Wie das Urchristentum ausstrahlte
von Peter Wolf
Es ist ein erstaunliches Phänomen, wie es nach dem katastrophalen Ausgang des öffentlichen Wirkens Jesu zu einer Fortsetzung mit Ausstrahlung werdender Christengemeinden im Urchristentum kommen konnte. Jesu Verurteilung durch das höchste Gericht des Judentums und die Hinrichtung durch das oberste staatliche Gericht sollte eigentlich das Aus bedeuten für das, was an Sammlung von Jüngerschaft und Verkündigung Jesu in zwei bis drei Jahren gerade angefangen hatte. Es gab wunderbare Erinnerungen, Begegnungen, aber das verteilte sich auf vielerlei Menschen und Orte von Galiläa bis Jerusalem. Jesus war als Wanderprediger durchs Land gezogen. Aber er hatte keine Schule gebildet, keinen festen Ort begründet, wo alles zusammenlief.
Auch wenn er mit einem gewissen Anhang von Jüngern in Jerusalem eingezogen war, der Verrat durch Judas im Garten von Getsemani, der Prozess am nächsten Morgen und die Hinrichtung am Tag vor dem Sabbat hat die Jüngerschaft auseinanderlaufen lassen.
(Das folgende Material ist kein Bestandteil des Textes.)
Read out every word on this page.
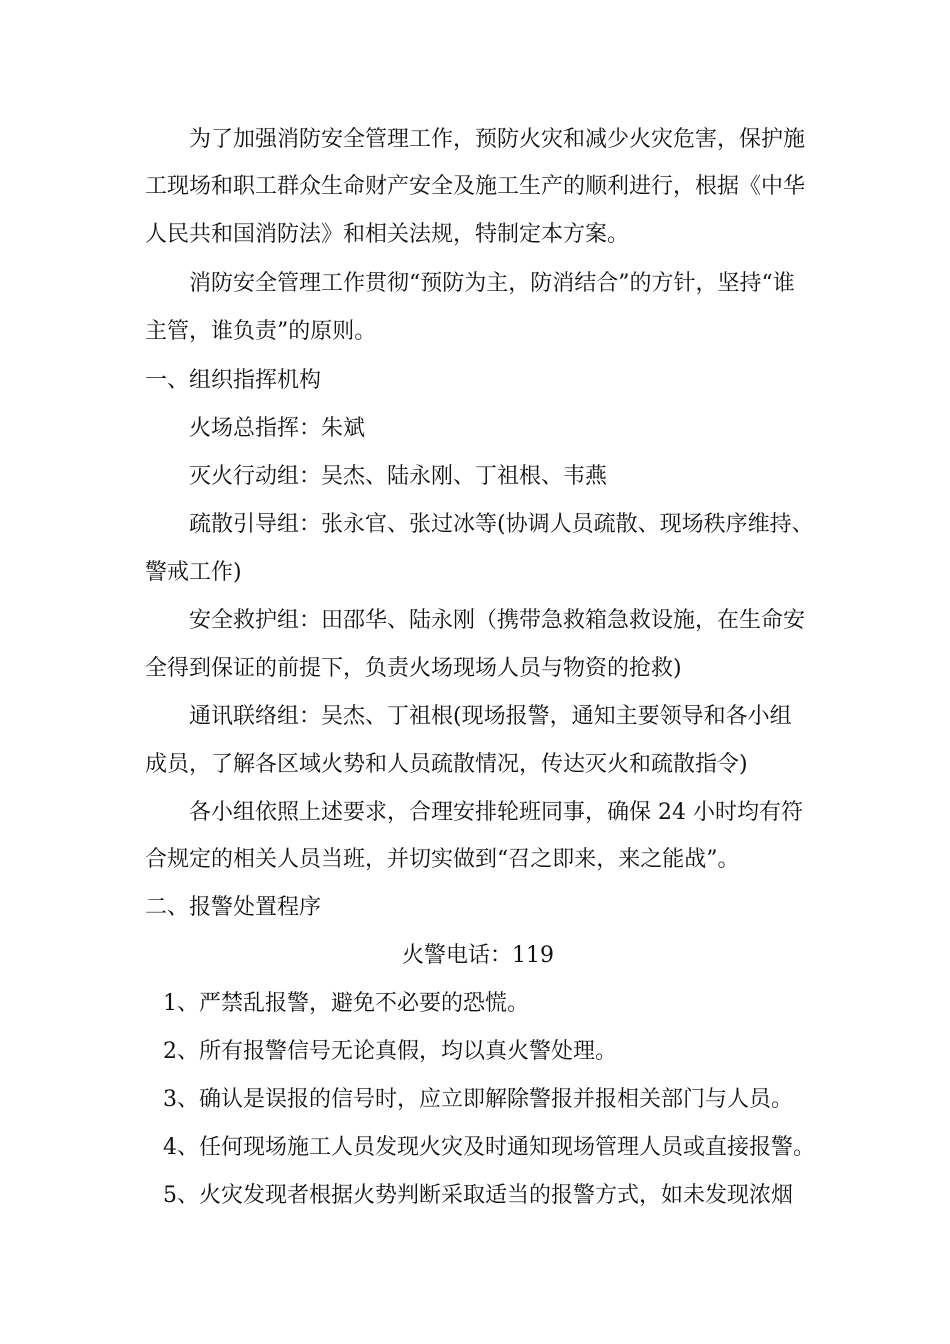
为了加强消防安全管理工作，预防火灾和减少火灾危害，保护施
工现场和职工群众生命财产安全及施工生产的顺利进行，根据《中华
人民共和国消防法》和相关法规，特制定本方案。
消防安全管理工作贯彻“预防为主，防消结合”的方针，坚持“谁
主管，谁负责”的原则。
一、组织指挥机构
火场总指挥：朱斌
灭火行动组：吴杰、陆永刚、丁祖根、韦燕
疏散引导组：张永官、张过冰等(协调人员疏散、现场秩序维持、
警戒工作)
安全救护组：田邵华、陆永刚（携带急救箱急救设施，在生命安
全得到保证的前提下，负责火场现场人员与物资的抢救)
通讯联络组：吴杰、丁祖根(现场报警，通知主要领导和各小组
成员，了解各区域火势和人员疏散情况，传达灭火和疏散指令)
各小组依照上述要求，合理安排轮班同事，确保 24 小时均有符
合规定的相关人员当班，并切实做到“召之即来，来之能战”。
二、报警处置程序
火警电话：119
1、严禁乱报警，避免不必要的恐慌。
2、所有报警信号无论真假，均以真火警处理。
3、确认是误报的信号时，应立即解除警报并报相关部门与人员。
4、任何现场施工人员发现火灾及时通知现场管理人员或直接报警。
5、火灾发现者根据火势判断采取适当的报警方式，如未发现浓烟
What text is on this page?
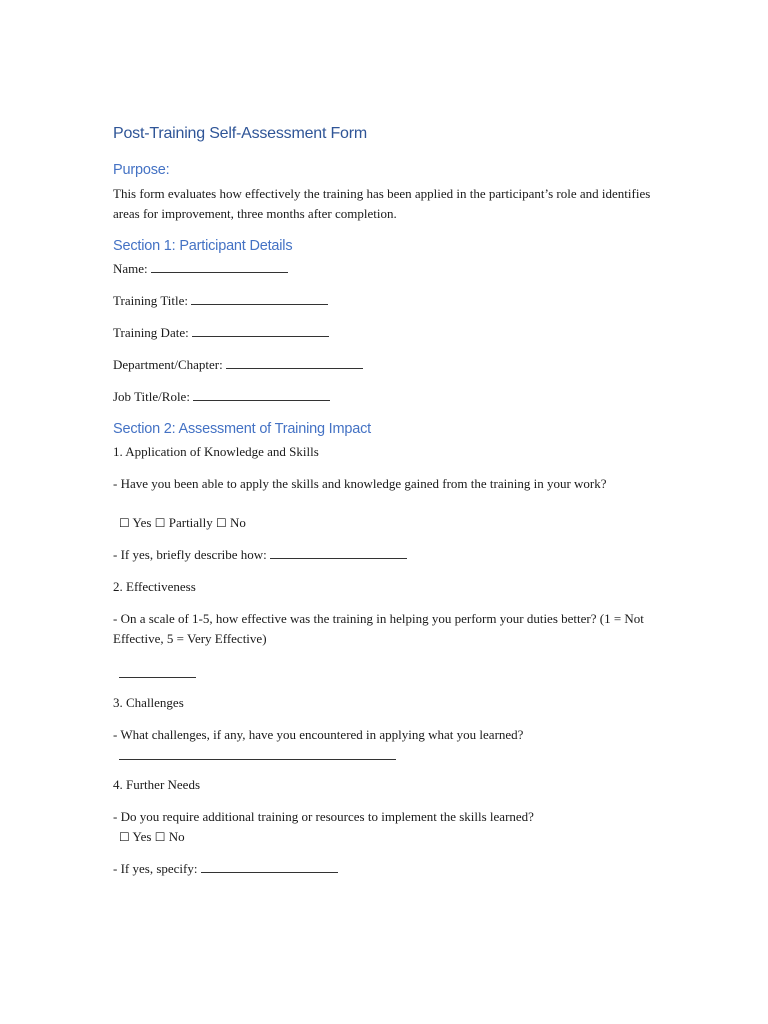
Post-Training Self-Assessment Form
Purpose:
This form evaluates how effectively the training has been applied in the participant’s role and identifies areas for improvement, three months after completion.
Section 1: Participant Details
Name:
Training Title:
Training Date:
Department/Chapter:
Job Title/Role:
Section 2: Assessment of Training Impact
1. Application of Knowledge and Skills
- Have you been able to apply the skills and knowledge gained from the training in your work?
☐ Yes ☐ Partially ☐ No
- If yes, briefly describe how:
2. Effectiveness
- On a scale of 1-5, how effective was the training in helping you perform your duties better? (1 = Not Effective, 5 = Very Effective)
3. Challenges
- What challenges, if any, have you encountered in applying what you learned?
4. Further Needs
- Do you require additional training or resources to implement the skills learned?
☐ Yes ☐ No
- If yes, specify:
Dass manche Ostererscheinungen in Galiläa sich ereignen, lassen ahnen, dass manche seiner Jünger schon wieder zurück waren in ihren Familien und ihrem alten Beruf. Ich kann mir die Entstehung des Urchristentums ohne Ostern, ohne Erfahrungen mit dem Auferstandenen nicht denken.
Im Inneren berührt – die Jünger von Emmaus
Der Titel dieser basis-Ausgabe ist für mich das Stichwort, das ich in einer der vielen Ostererzählungen finde und mir sehr wichtig geworden ist. Es ist die Geschichte der zwei Jünger, die von Jerusalem weglaufen zu einem Ort, der Emmaus heißt. Unterwegs schließt sich ihnen ein Fremder an, mit dem sie ins Gespräch kommen über die schlimmen Ereignisse in Jerusalem, die ihren Hoffnungen ein jähes Ende gesetzt haben. Erst später, als sie in Emmaus angekommen und eingekehrt sind, erkennen sie in dem Fremden Jesus, als er das Brot brach. Danach sagten sie zueinander:
„Brannte nicht unser Herz, als er unterwegs mit uns redete und uns den Sinn der Schriften eröffnete?“ (Lk 24,32)
Für die ersten Christen, die zunächst alle aus dem jüdischen Glauben kamen, war es eine bedrängende Frage, wie sie die Erfahrung mit dem schlimmen Ende ihres Meister deuten sollten und ob sie die ersten völlig neuen Erfahrungen mit dem Auferstandenen mit den in den Heiligen Schriften bezeugten Offenbarungen Gottes zusammenbringen konnten. Solche Übereinstimmung zu entdecken, war durchaus wie ein „Brennen im Herzen“. Viele Juden, die den wenigen ausgewählten Zeugen der Auferstehung glauben sollten, war es wichtig, solche Stellen und Passagen in den Heiligen Schriften zu entdecken. Nur so konnten sie glauben, was die ersten Christen und später Paulus als Überlieferung bezeugt: „Denn vor allem habe ich euch überliefert, was auch ich empfangen habe: Christus ist für unsere Sünden gestorben gemäß der Schrift, und ist begraben worden. Er ist am dritten Tag auferweckt worden gemäß der Schrift.“ (1 Kor 15,4-5)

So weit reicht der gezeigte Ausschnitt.